Josaphat’s assured prose often pauses to linger on exquisite moments of awe that drive Nettie’s internal evolution. Under the lights of a party event, she thinks, “everyone seemed more brilliant, more resplendent, like a gathering of gods by the hundreds”; later, Melvin’s “brown skin was almost lit from the inside, splendid, like smoked quartz.” In the opening scene, both Melvin’s shotgun and his imperturbable cool shake her out of her fantasies of nonviolence. “It was as if she’d been asleep her whole life and awakened tonight to the fact that the entire country was quickly tipping over,” Josaphat writes. “It was becoming clear that marching and sitting in were not enough.”

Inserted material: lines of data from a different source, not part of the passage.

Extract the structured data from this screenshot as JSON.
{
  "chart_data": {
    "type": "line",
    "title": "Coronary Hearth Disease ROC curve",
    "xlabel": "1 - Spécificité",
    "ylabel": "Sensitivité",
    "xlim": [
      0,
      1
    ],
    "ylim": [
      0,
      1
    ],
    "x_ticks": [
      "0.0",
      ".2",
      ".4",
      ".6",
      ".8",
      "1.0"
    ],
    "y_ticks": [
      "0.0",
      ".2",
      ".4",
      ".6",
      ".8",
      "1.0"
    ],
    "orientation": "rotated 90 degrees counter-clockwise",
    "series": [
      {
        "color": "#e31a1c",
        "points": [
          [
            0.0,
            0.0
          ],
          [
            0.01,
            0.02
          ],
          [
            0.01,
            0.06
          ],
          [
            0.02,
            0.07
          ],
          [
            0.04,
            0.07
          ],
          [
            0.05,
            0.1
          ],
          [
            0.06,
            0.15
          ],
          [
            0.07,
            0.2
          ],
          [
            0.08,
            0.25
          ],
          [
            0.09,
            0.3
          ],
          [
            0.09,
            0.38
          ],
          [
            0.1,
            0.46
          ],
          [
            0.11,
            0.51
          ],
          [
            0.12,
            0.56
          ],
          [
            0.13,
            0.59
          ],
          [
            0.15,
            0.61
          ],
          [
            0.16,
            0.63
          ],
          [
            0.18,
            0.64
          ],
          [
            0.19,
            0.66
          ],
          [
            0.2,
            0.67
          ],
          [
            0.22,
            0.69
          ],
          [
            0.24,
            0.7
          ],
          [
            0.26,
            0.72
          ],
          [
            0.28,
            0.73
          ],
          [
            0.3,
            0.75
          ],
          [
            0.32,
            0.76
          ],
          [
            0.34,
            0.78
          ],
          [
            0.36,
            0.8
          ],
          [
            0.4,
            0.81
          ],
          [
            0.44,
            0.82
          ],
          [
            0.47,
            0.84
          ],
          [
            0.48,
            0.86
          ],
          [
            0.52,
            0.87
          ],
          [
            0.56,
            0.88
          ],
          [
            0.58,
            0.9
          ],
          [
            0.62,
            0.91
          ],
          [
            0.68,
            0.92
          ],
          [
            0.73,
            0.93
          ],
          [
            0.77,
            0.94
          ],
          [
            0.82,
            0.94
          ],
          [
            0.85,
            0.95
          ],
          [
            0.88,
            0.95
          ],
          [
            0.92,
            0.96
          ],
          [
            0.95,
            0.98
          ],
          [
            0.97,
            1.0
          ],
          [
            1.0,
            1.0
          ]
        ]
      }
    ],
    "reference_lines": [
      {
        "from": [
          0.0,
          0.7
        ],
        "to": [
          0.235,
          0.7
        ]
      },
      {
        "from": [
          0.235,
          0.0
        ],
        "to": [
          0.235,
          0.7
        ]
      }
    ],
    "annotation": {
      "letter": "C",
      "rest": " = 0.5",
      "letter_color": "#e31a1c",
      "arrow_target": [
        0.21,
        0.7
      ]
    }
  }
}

This episode kicks off a propulsive plot that asks tough questions about the sidelining of Black women in the hypermasculine world of social justice. When a different male party leader behaves aggressively toward Clia, Nettie tries to embolden her: “You don’t have to put up with it,” she says. “You are not a thing God made to satisfy a man’s hunger.”
But Nettie frustratingly fails to heed her own advice when it comes to her growing fascination with Melvin, who brings her along to weapons pickups and target practice but who can be belittling, unreliable and even cruel. Meanwhile, grieving her father while living in California with her aunt, Nettie battles her feelings of dislocation with the help of Clia’s friendship — though Clia wants it to be something more.
As these relationships and the movement progress, the three revolutionaries offer divergent paths to self-determination. As her boss’s harassment worsens, Clia, a party faithful, daydreams about an alternative version of freedom on a friend’s orange grove in Florida. Melvin remains dedicated to the cause: “Until the pigs decide to put their guns down,” he says, “I have no reason to put mine down.” Nettie wants to save lives the way her father did and follow her aunt’s advice to finish her studies.
The novel occasionally falters as the urgency of the historical moment sometimes eclipses the romance, and the very real political violence leaves less space to root for love. Still, when Melvin finally admits his feelings for Nettie, the pages practically turn themselves.
As traitors, phone taps and assassinations further complicate Nettie’s feelings for Melvin and Clia, Nettie must ask herself whether “having a common sense of purpose,” in a relationship, truly “makes you stronger,” as a fellow activist suggests.
With a poet’s lyrical flair, Josaphat delivers a novel for our times, exploring how individuals in an unjust society can manage both political upheaval and meaningful personal connection, both oppression and intimacy.